Jangan panggil aku Jeanette !


Wednesday, March 16, 2011

Rabu, 20 Oktober 2010

NANANG RIBUT SUPRIYATIN

Lahir di Jakarta, 6 Agustus 1962. Menulis puisi, cerita pendek dan artikel sastra dan dimuat diberbagai media massa, pusat dan daerah sekitar tahun 1980-an. Pernah aktif dalam kelompok Studi Sastra asuhan Korrie Layun Rampan (1981-1983), Pendiri Kelompok Sastra-Kita Jakarta (1984) dan Medan Sastra (1989). Ikut beraktivitas dalam Komunitas Sastra Indonesia.

Puisi-puisinya terkumpul dalam ”Empat Melongok Dunia” (1984), ”Suara Suara” (1985), ”Nyanyian Tanah Merdeka”, ”Sketsa Sastra Indonesia”, ”Sang Penyair” (1986), ”Dunia di Persimpangan Jalan” (1989), ”Prosa Pagi Hari” (1985), ”Bayangan”, ”Dari Bumi Lada” (1996) dan masih banyak lagi puisi-puisinya yang termuat diberbagai antologi puisi bersama.

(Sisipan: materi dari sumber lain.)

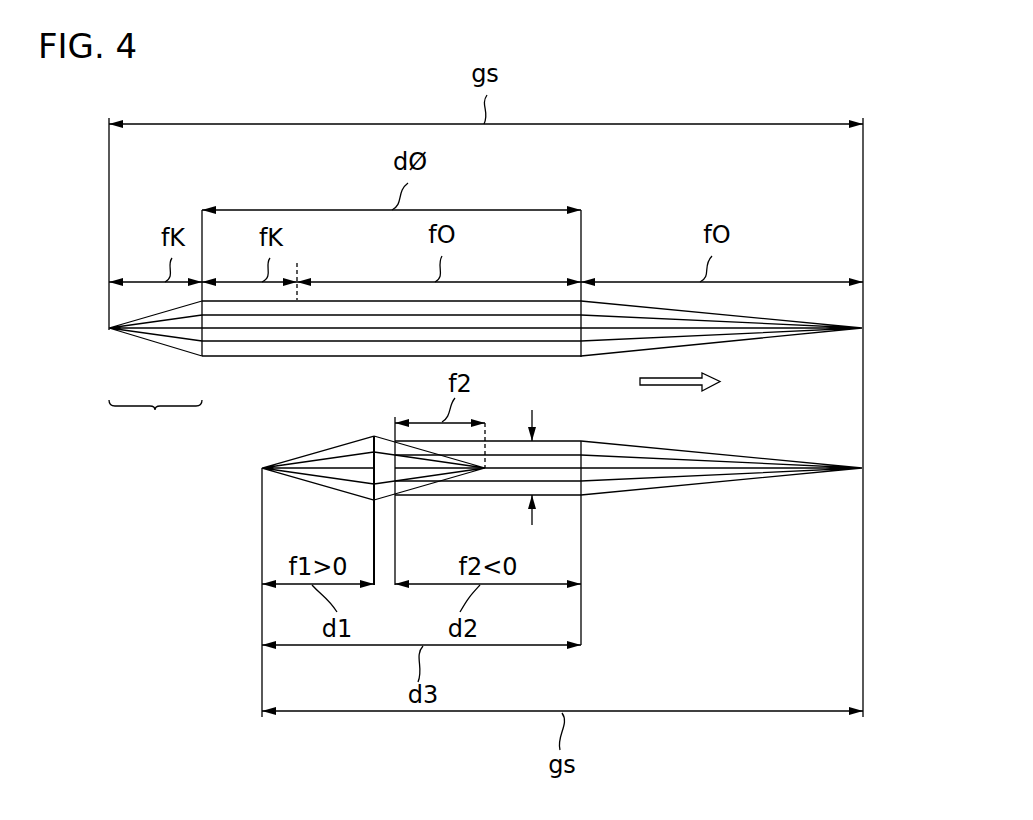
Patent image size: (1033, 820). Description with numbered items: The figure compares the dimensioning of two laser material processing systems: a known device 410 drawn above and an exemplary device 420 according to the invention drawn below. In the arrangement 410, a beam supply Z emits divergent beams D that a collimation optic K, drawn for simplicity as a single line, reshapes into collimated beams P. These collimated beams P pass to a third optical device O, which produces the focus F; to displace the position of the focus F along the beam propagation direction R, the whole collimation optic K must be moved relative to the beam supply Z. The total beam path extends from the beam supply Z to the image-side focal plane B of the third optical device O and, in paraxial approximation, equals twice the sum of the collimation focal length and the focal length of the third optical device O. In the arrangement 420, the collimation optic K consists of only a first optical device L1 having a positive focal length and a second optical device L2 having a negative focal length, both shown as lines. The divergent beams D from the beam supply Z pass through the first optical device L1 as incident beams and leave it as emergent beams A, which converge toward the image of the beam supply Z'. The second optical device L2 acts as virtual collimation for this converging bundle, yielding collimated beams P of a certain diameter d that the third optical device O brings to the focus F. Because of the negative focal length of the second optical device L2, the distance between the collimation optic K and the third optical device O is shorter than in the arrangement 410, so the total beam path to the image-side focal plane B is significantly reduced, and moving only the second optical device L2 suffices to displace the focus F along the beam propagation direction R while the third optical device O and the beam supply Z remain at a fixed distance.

The known device 410 is at (110, 355).
The exemplary device 420 is at (196, 485).
The beam supply Z is at (158, 399).
The divergent beams D is at (145, 345).
The collimation optic K is at (155, 419).
The collimated beams P is at (255, 360).
The third optical device O is at (581, 360).
The focus F is at (855, 338).
The beam propagation direction R is at (670, 388).
The image-side focal plane B is at (863, 216).
The first optical device L1 is at (374, 500).
The second optical device L2 is at (395, 500).
The emergent beams A is at (378, 432).
The image of the beam supply Z' is at (485, 504).
The diameter of the beams d is at (535, 475).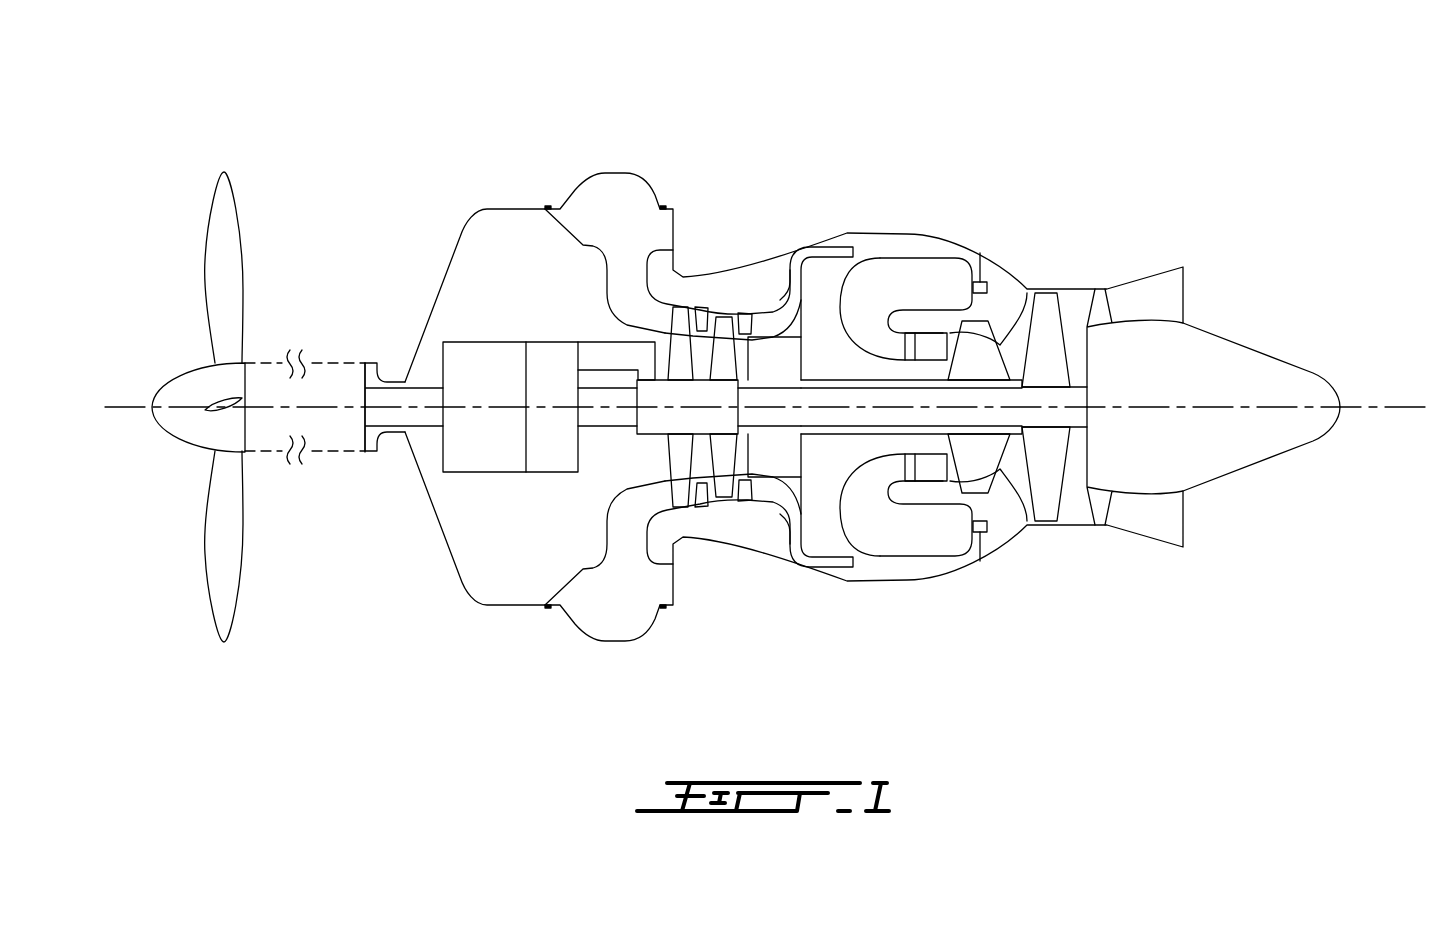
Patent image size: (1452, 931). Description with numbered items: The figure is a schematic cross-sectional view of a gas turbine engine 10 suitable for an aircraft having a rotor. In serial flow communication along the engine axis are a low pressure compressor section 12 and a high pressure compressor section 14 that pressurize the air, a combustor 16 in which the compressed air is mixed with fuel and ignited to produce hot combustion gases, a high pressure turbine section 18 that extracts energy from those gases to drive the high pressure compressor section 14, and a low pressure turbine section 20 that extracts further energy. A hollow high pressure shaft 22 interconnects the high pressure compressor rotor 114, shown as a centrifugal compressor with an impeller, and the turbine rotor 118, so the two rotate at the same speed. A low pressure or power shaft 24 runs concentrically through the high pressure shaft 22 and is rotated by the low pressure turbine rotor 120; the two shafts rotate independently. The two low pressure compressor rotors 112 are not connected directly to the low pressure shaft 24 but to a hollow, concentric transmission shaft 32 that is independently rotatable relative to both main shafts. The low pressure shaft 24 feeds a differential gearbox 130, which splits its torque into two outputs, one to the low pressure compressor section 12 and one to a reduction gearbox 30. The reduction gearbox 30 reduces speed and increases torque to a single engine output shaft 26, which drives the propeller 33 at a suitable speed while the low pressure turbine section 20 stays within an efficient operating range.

The gas turbine engine 10 is at (1152, 181).
The low pressure compressor section 12 is at (663, 327).
The high pressure compressor section 14 is at (767, 350).
The combustor 16 is at (915, 292).
The high pressure turbine section 18 is at (980, 320).
The low pressure turbine section 20 is at (1047, 282).
The high pressure shaft 22 is at (832, 435).
The low pressure shaft 24 is at (782, 440).
The engine output shaft 26 is at (423, 418).
The reduction gearbox 30 is at (482, 367).
The transmission shaft 32 is at (650, 434).
The propeller 33 is at (228, 298).
The low pressure compressor rotor 112 is at (680, 493).
The high pressure compressor rotor 114 is at (773, 280).
The turbine rotor 118 is at (985, 470).
The low pressure turbine rotor 120 is at (1047, 498).
The differential gearbox 130 is at (552, 443).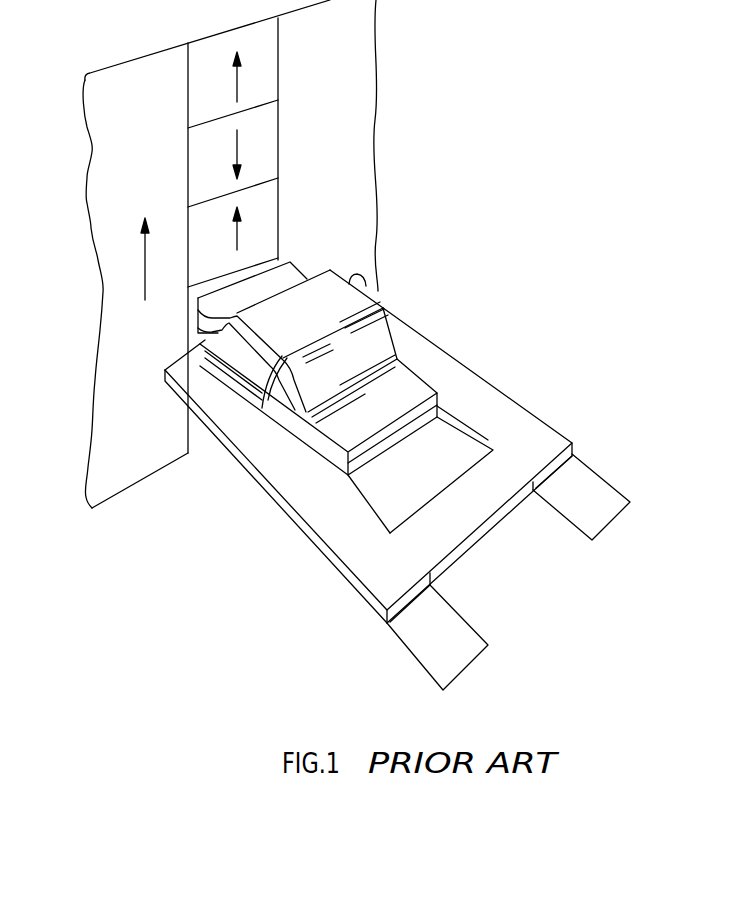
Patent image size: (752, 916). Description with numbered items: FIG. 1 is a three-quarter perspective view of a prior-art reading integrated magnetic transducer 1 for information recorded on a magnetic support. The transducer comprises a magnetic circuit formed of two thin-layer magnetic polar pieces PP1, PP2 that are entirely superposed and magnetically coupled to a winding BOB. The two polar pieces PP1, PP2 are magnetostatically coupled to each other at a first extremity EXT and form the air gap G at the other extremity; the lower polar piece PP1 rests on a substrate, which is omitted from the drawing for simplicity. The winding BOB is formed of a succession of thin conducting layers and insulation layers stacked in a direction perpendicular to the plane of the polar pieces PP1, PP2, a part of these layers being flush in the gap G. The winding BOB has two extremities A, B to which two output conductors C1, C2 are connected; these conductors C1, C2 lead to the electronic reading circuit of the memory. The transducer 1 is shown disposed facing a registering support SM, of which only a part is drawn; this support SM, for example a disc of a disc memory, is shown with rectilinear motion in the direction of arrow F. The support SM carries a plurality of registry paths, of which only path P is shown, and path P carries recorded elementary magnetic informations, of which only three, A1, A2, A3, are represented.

The registering support SM is at (367, 62).
The registry path P is at (188, 154).
The elementary magnetic information A1 is at (278, 60).
The elementary magnetic information A2 is at (278, 128).
The elementary magnetic information A3 is at (278, 204).
The arrow indicating direction of movement F is at (151, 257).
The magnetic head 1 is at (132, 288).
The first extremity EXT is at (397, 453).
The output conductor C1 is at (472, 663).
The output conductor C2 is at (608, 527).
The extremity of the winding A is at (562, 466).
The extremity of the winding B is at (416, 593).
The magnetic polar piece PP1 is at (440, 410).
The magnetic polar piece PP2 is at (366, 277).
The air gap G is at (198, 312).
The winding BOB is at (262, 398).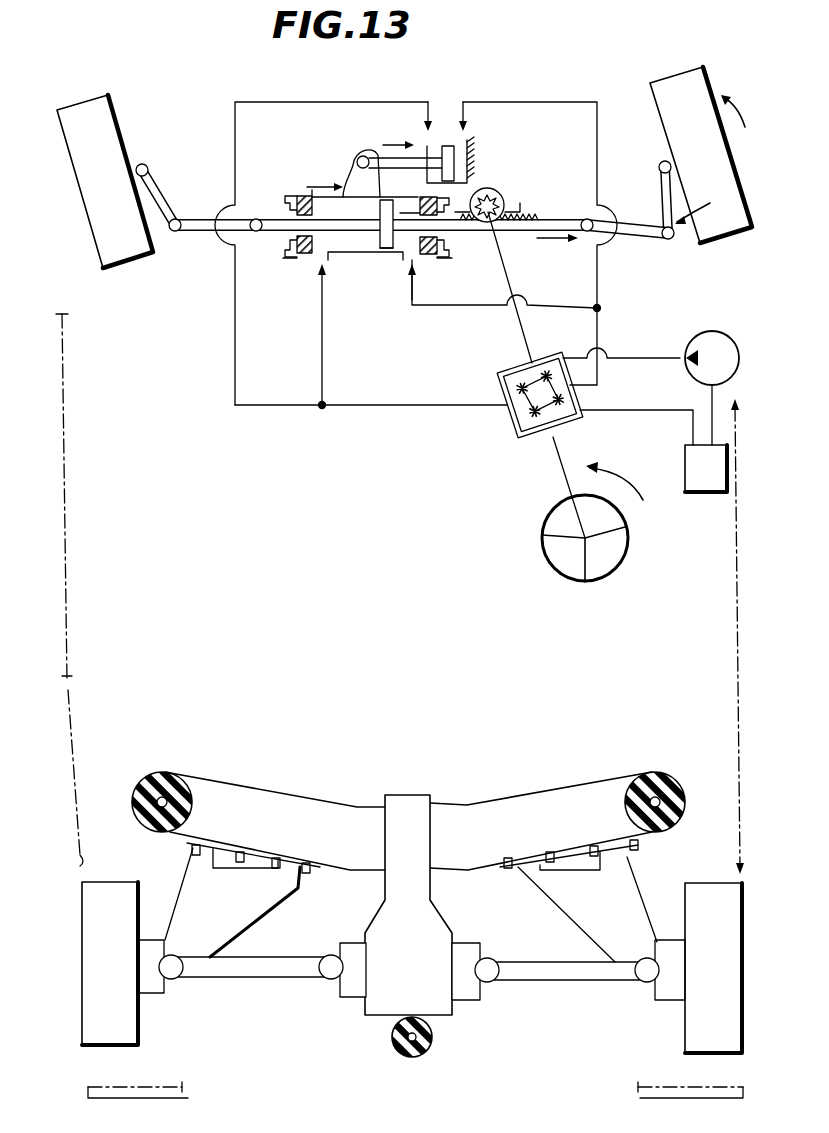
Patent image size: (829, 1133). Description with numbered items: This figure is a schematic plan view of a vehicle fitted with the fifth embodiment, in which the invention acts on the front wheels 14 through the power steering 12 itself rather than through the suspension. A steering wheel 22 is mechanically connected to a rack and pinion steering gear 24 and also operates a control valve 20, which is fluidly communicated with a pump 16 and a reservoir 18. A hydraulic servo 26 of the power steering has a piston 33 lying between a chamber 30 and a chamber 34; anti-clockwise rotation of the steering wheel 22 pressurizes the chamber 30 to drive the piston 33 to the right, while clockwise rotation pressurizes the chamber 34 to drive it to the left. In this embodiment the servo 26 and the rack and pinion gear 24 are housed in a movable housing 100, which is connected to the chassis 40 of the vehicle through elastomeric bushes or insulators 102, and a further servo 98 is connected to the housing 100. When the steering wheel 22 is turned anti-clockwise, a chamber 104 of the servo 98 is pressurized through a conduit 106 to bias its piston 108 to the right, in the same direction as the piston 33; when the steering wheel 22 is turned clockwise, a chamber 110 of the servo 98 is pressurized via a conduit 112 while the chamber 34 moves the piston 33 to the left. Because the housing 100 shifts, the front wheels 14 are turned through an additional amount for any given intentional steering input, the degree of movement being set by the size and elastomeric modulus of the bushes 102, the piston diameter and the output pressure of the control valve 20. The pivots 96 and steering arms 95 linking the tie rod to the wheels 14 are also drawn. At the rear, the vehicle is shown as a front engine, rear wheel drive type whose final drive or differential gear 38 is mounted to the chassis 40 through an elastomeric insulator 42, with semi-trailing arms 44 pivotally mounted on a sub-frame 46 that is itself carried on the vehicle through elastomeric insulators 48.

The power steering 12 is at (368, 262).
The front wheels 14 is at (137, 253).
The pump 16 is at (693, 376).
The reservoir 18 is at (707, 493).
The control valve 20 is at (515, 437).
The steering wheel 22 is at (566, 583).
The rack and pinion steering gear 24 is at (512, 202).
The hydraulic servo 26 is at (347, 258).
The chamber 30 is at (352, 208).
The piston 33 is at (388, 260).
The chamber 34 is at (398, 204).
The final drive or differential gear 38 is at (372, 1005).
The vehicle chassis 40 is at (292, 255).
The elastomeric insulator 42 is at (432, 1040).
The trailing arms 44 is at (267, 900).
The sub-frame 46 is at (232, 800).
The elastomeric insulators 48 is at (158, 775).
The steering arm 95 is at (158, 198).
The pivot 96 is at (147, 165).
The servo 98 is at (442, 146).
The movable housing 100 is at (362, 178).
The elastomeric bushes 102 is at (302, 260).
The chamber 104 is at (428, 146).
The conduit 106 is at (320, 368).
The piston 108 is at (450, 178).
The chamber 110 is at (462, 158).
The conduit 112 is at (565, 306).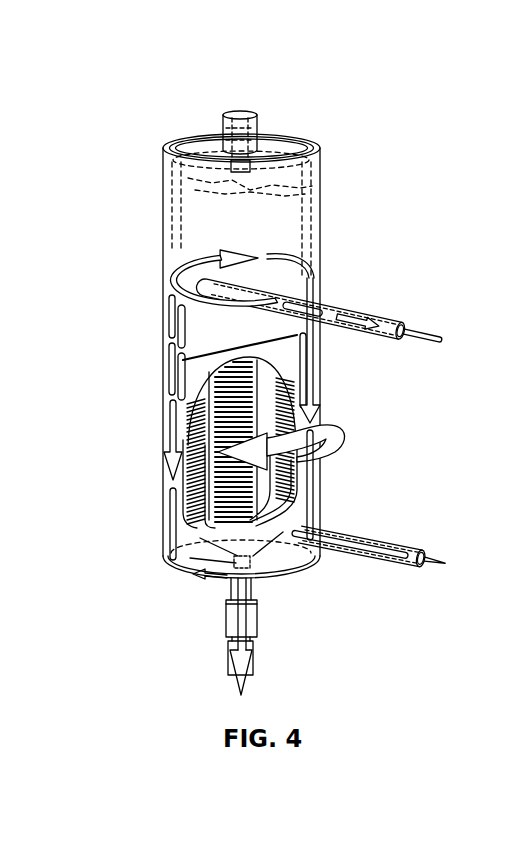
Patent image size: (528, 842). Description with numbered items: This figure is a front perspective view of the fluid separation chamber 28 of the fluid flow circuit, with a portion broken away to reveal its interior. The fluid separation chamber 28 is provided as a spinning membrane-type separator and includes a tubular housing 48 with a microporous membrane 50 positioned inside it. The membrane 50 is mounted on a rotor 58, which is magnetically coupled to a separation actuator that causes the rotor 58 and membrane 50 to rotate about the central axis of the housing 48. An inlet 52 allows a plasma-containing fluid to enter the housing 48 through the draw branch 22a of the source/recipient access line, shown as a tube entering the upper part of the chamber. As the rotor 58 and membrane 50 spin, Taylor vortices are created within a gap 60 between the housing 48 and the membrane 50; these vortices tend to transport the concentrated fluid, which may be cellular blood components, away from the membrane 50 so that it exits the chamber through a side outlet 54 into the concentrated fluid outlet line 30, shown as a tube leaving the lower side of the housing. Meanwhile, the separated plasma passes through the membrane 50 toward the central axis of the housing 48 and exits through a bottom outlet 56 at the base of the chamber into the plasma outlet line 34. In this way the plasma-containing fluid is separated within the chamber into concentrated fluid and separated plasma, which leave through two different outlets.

The fluid separation chamber 28 is at (270, 394).
The tubular housing 48 is at (172, 205).
The rotor 58 is at (317, 192).
The gap 60 is at (320, 208).
The draw branch 22a is at (330, 302).
The inlet 52 is at (235, 325).
The microporous membrane 50 is at (193, 395).
The side outlet 54 is at (352, 535).
The concentrated fluid outlet line 30 is at (369, 576).
The bottom outlet 56 is at (230, 621).
The plasma outlet line 34 is at (258, 662).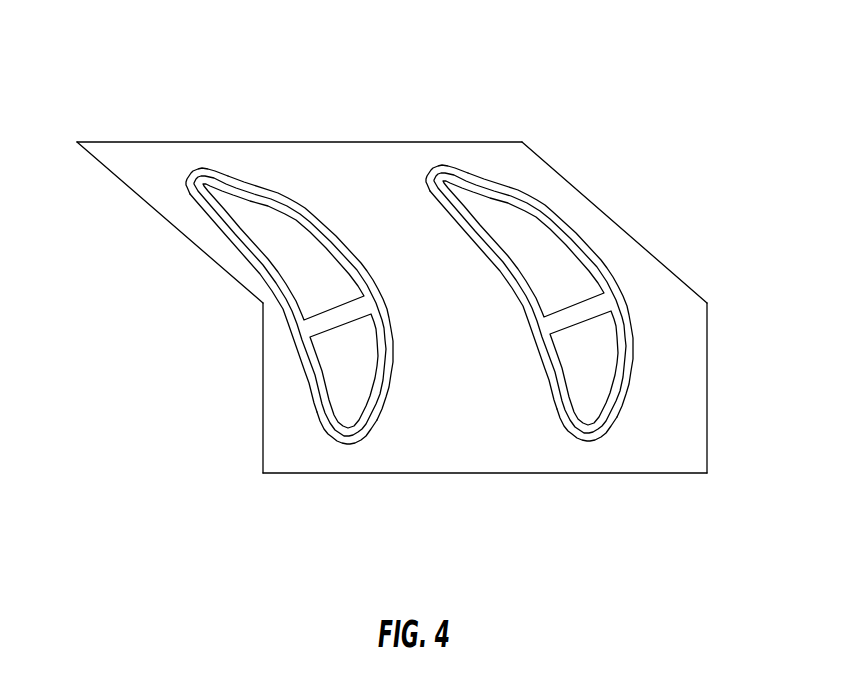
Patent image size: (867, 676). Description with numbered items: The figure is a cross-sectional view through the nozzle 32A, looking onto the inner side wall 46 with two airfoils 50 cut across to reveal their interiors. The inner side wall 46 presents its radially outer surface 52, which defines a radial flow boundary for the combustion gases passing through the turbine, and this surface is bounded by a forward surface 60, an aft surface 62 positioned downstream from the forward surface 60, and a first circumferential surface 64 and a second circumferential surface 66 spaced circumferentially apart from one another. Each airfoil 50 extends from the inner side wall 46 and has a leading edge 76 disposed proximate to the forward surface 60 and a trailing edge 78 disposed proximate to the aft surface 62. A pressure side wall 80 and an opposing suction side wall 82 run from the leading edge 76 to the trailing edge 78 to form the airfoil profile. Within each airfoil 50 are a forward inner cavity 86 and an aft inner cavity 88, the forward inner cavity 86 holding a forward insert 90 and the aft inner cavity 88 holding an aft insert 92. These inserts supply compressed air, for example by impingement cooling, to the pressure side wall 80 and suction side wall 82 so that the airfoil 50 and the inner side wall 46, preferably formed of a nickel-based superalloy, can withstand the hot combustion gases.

Memenangkan Lomba Cipta Puisi dan Cerita Pendek yang diselenggarakan Skh. Sinar Harapan (1982), Gelanggang Remaja Bulungan (1982), Skh. Terbit (1983), Biro Informasi Sastra Banjarmasin (1984), Skm. Swadesi (1986), Majalah Trubus (1996) dan mendapat penghargaan Puputan Margarana Award, Bali (1989).

Mengikuti Forum Puisi Indonesia yang diselenggarakan Dewan Kesenian Jakarta (1987), Tiga Penyair Jakarta Baca Sajak di Tim (1988) dan Forum Penyair Jakarta di Tim (1989).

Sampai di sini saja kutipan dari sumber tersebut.